Claude creates the flag in GrowthBook, generates the code to check it, and wraps your feature appropriately.
Setting up a beta test:
“Create a feature flag for the new dashboard that’s only visible to users with the beta-tester attribute”
The MCP server handles the targeting configuration in GrowthBook while Claude updates your code.
Checking experiment results:
“Show me the results for the pricing-page-test experiment”
Get experiment data without opening the GrowthBook dashboard.
Real-world applications
Campaign optimisation
Marketing agencies can rapidly test different creative variations across client campaigns. Instead of manually setting up each test, describe your experiment goals to your AI tool and have the setup handled automatically.
Landing page testing
Growth teams can quickly iterate on landing page elements—headlines, CTAs, form fields—without breaking their analytical workflow. Ask your AI assistant to create experiments and immediately discuss potential outcomes and statistical considerations.
Email marketing
Email marketers can test subject lines, send times, and content variations while staying focused on overall campaign strategy. The AI integration means less time on platform management and more time on creative thinking.

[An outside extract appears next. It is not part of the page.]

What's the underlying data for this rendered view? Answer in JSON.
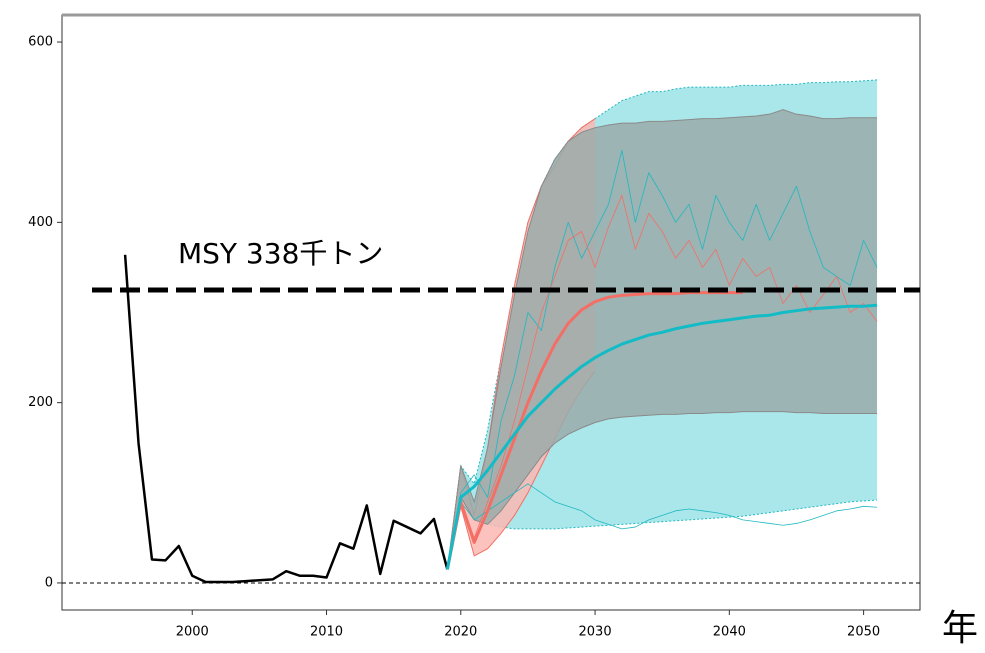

GrowthBook vs PostHog: MCP comparison
Both GrowthBook and PostHog offer MCP server support. Here’s how they compare:
| Feature | GrowthBook MCP | PostHog MCP |
|---|---|---|
| Feature Flag Management | Comprehensive | Comprehensive |
| A/B Testing | Advanced statistical analysis | Integrated with product analytics |
| Marketing Focus | Strong experimentation features | Product-analytics focused |
| Setup Complexity | Straightforward | Moderate |
GrowthBook excels for teams focused primarily on experimentation, while PostHog provides broader product analytics alongside experimentation features.
The bigger picture
This is part of a broader shift in how developers interact with external services. MCP servers turn dashboard-based tools into conversational interfaces.
For teams using AI coding assistants heavily, having feature flags accessible through the same interface reduces the temptation to skip them. When adding a flag is as easy as asking for it, there’s less friction between “move fast” and “ship safely.”
The GrowthBook MCP Server is open source on GitHub and works with any MCP-compatible client.